11.5 Gift Vouchers can only be used to purchase goods and not to purchase additional Gift Vouchers.
11.6 If the value of the Gift Voucher is not sufficient to cover the order, one of the other payment methods offered by the Seller may be selected to settle the difference.
11.7 The balance of a Gift Voucher is neither paid out in cash nor does it bear interest.
11.8 The Gift Voucher is transferable. The Seller may make payment with discharging effect to the respective holder who redeems the Gift Voucher in the Seller’s online shop. This does not apply if the Seller has knowledge or grossly negligent ignorance of the lack of authorization, legal incapacity or lack of authority to represent of the respective holder.
12) Applicable Law
12.1 All legal relationships between the parties shall be governed by the laws of the Federal Republic of Germany to the exclusion of the laws on the international sale of movable goods. For consumers, this choice of law applies only insofar as the protection granted is not withdrawn by mandatory provisions of the law of the state in which the consumer has their habitual residence.

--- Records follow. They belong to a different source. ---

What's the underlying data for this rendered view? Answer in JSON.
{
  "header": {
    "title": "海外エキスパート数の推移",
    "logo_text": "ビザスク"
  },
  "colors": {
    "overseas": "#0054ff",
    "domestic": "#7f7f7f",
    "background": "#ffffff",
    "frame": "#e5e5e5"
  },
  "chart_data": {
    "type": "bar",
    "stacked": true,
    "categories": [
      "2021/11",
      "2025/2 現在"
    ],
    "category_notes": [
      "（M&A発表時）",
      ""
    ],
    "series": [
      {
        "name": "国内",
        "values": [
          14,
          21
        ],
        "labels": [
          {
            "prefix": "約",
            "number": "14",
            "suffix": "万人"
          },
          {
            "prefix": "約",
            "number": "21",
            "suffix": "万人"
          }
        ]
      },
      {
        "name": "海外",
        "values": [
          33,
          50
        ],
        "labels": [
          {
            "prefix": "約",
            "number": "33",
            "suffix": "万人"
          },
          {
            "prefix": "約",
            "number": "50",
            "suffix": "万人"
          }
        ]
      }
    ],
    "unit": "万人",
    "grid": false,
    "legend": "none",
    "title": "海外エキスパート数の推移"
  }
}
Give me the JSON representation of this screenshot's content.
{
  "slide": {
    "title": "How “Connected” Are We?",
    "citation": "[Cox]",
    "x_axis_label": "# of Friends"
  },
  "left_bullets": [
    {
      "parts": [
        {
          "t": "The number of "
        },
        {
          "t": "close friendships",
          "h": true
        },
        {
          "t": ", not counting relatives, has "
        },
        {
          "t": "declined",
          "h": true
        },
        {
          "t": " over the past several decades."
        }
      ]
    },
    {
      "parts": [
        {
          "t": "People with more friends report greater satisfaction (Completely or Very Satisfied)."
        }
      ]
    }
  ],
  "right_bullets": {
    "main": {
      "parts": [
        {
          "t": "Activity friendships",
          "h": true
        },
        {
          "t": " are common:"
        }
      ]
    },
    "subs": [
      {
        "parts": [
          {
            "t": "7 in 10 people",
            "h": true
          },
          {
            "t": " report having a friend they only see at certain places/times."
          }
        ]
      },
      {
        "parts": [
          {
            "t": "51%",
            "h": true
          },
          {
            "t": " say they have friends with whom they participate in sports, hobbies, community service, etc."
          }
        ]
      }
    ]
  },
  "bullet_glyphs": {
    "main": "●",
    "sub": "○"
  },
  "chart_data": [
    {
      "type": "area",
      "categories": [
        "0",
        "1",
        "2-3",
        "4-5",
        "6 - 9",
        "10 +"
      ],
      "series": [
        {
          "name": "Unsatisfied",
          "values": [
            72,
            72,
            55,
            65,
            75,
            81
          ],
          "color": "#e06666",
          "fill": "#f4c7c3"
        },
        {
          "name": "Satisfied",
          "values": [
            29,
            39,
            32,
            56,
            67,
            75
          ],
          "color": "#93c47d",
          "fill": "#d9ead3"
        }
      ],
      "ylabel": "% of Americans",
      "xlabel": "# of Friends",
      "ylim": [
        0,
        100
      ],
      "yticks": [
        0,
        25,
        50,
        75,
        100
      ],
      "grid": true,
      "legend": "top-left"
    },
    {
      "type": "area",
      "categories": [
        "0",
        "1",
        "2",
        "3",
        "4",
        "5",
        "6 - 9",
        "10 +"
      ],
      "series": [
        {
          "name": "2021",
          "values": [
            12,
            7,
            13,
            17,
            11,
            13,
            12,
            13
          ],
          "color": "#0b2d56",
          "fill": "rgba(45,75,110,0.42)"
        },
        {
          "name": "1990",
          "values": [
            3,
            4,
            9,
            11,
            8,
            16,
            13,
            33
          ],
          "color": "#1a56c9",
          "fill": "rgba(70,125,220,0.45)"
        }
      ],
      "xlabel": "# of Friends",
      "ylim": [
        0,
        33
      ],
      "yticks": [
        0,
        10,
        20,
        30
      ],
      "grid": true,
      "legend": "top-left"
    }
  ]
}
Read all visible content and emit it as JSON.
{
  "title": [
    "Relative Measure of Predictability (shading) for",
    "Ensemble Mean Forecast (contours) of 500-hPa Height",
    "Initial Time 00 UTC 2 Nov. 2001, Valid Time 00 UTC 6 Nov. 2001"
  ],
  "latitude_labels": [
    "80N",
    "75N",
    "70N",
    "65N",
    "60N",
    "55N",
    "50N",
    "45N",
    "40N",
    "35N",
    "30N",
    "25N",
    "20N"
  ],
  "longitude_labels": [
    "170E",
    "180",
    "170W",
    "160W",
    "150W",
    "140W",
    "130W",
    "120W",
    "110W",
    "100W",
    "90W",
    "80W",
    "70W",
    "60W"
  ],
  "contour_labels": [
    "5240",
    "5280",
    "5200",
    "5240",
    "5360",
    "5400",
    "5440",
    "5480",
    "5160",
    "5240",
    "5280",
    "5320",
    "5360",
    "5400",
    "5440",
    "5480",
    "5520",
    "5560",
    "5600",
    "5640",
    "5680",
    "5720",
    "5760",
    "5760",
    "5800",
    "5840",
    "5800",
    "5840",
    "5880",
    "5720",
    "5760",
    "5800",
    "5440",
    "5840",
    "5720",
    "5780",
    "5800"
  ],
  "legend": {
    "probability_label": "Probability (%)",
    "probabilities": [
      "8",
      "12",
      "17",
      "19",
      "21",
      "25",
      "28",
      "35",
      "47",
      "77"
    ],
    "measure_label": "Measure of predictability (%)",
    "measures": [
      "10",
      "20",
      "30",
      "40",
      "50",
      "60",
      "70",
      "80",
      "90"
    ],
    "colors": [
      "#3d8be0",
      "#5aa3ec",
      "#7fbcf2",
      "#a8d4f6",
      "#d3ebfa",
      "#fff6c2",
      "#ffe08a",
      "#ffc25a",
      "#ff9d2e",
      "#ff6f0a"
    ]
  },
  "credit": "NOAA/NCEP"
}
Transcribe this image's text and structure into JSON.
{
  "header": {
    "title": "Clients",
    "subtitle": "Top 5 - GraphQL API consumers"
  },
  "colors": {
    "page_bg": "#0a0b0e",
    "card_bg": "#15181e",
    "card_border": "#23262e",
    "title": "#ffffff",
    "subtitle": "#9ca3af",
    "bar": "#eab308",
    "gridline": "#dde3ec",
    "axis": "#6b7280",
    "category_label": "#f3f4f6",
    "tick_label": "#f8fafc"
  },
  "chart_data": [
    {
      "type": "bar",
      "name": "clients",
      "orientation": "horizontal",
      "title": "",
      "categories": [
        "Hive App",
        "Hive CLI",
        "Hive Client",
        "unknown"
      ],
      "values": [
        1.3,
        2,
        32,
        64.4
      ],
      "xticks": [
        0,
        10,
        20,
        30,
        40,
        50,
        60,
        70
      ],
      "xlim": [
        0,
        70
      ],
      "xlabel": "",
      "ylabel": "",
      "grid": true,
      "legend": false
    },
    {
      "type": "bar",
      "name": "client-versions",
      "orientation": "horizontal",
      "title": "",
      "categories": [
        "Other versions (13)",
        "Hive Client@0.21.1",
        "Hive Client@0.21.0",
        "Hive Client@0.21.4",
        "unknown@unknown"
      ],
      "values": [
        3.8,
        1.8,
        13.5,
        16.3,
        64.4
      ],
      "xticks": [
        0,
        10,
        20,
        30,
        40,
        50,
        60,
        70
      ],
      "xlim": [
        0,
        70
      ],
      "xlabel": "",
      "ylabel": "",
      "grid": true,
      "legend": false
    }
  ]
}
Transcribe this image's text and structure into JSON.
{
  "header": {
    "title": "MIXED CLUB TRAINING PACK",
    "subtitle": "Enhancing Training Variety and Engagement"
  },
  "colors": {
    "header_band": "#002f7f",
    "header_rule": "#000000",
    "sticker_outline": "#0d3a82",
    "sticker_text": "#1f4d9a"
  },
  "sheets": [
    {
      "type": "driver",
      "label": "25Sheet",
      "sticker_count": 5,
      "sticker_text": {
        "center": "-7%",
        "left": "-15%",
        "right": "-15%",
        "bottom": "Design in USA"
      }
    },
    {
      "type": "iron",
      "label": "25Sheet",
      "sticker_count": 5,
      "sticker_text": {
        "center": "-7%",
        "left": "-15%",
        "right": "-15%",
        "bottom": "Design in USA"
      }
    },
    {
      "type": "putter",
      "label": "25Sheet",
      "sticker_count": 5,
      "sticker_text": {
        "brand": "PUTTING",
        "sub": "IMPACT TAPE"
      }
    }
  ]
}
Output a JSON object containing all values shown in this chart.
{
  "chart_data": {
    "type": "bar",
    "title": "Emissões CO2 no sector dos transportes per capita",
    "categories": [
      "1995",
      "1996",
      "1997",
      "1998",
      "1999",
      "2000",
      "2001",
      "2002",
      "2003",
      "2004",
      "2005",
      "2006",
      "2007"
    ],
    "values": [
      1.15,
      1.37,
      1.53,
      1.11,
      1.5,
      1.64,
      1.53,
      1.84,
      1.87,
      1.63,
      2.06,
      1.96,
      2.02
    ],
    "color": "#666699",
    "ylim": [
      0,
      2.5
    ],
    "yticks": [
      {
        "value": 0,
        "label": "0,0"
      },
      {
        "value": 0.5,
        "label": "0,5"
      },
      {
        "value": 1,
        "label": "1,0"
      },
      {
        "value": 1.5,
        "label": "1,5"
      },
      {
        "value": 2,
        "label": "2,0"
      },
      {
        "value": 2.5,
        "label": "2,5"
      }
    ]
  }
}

12.2 Furthermore, this choice of law regarding the statutory right of withdrawal does not apply to consumers who, at the time the contract is concluded, are not nationals of a Member State of the European Union and whose sole place of residence and delivery address at the time the contract is concluded are outside the European Union.
13) Place of Jurisdiction
If the Customer is a merchant, a legal entity under public law or a special fund under public law with its registered office in the territory of the Federal Republic of Germany, the Seller’s registered office shall be the exclusive place of jurisdiction for all disputes arising from this contract. If the Customer has its registered office outside the territory of the Federal Republic of Germany, the Seller’s registered office shall be the exclusive place of jurisdiction for all disputes arising from this contract if the contract or claims arising from the contract can be attributed to the Customer’s professional or commercial activity. However, in the aforementioned cases, the Seller is in any event entitled to bring proceedings before the court at the Customer’s place of business.
14) Code of Conduct
- The Seller has submitted to the terms of participation for the eCommerce initiative “Fairness in Trade”, which are available at https://www.fairness-im-handel.de/teilnahmebedingungen/.
15) Alternative Dispute Resolution
The Seller is neither obliged nor willing to participate in dispute resolution proceedings before a consumer arbitration board.